Глава седьмая
Алло, док? Звоню вам по их допотопному настенному телефону, на котором нужно крутить диск. Вы меня слышите?
Да, Эндрю, вполне громко и отчетливо.
Хотя вся обстановка здесь допотопная и раздолбанная, жизнь у них, похоже, идет своим чередом. Непостижимо. Местная телефонная станция, по-моему, ровесница этого дома. А пикап с механической коробкой передач, лысой резиной и облупившейся краской — прямо артобъект. Так что в город они пешком ходят. Я и сам так делаю. Да и городок под стать всему остальному: обшарпанный, полутемный, магазинишки убогие, стоят тут испокон веков, но все необходимое можно найти. Есть даже скобяная лавка, там один парень заправляет, он ремонтом кровли занимается, так я набрал во дворе кровельной дранки и зазвал его подлатать крышу. А то протекает, но старуха знай подставляет ведро — и больше ничего слышать не хочет.
А что там насчет двери с противомоскитной сеткой?

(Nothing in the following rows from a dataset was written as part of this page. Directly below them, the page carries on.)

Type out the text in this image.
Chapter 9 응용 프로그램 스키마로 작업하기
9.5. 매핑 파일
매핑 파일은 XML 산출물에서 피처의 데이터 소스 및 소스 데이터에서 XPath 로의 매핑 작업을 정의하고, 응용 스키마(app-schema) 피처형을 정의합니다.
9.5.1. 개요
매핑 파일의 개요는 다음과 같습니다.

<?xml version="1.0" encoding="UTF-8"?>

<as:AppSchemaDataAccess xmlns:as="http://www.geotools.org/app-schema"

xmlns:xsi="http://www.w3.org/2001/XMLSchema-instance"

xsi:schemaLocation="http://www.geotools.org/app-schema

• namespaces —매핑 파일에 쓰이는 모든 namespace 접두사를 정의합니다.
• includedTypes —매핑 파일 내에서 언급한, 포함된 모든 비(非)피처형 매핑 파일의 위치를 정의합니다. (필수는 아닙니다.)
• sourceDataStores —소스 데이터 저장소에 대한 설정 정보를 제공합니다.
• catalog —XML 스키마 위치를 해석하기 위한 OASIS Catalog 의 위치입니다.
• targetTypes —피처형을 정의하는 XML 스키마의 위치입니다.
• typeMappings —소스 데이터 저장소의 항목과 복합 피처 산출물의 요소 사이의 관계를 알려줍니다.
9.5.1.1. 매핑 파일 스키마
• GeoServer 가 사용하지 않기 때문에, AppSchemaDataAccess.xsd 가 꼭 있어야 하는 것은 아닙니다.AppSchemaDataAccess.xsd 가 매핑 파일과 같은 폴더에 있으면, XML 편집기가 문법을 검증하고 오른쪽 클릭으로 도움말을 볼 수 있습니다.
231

Я сам справился. Сетку закрепить — раз плюнуть, но там петля отошла, верхняя, потому-то дверь и покосилась. Ну, я всю конструкцию снял, привел в порядок, теперь петли новые, сетка новая. Правда, косяк никудышный: мягкий, ноздреватый, потому как главная беда здесь — термиты. Ну, не все сразу, не все сразу. У меня и без того работы по горло. Где оконные рамы заедает, где половицы скрипят. Вы не представляете, до чего же славно, когда есть к чему руки приложить, когда можно все потихоньку спланировать.
Значит, ты собираешься провести там еще какое-то время. А я уж думаю: куда ты запропастился?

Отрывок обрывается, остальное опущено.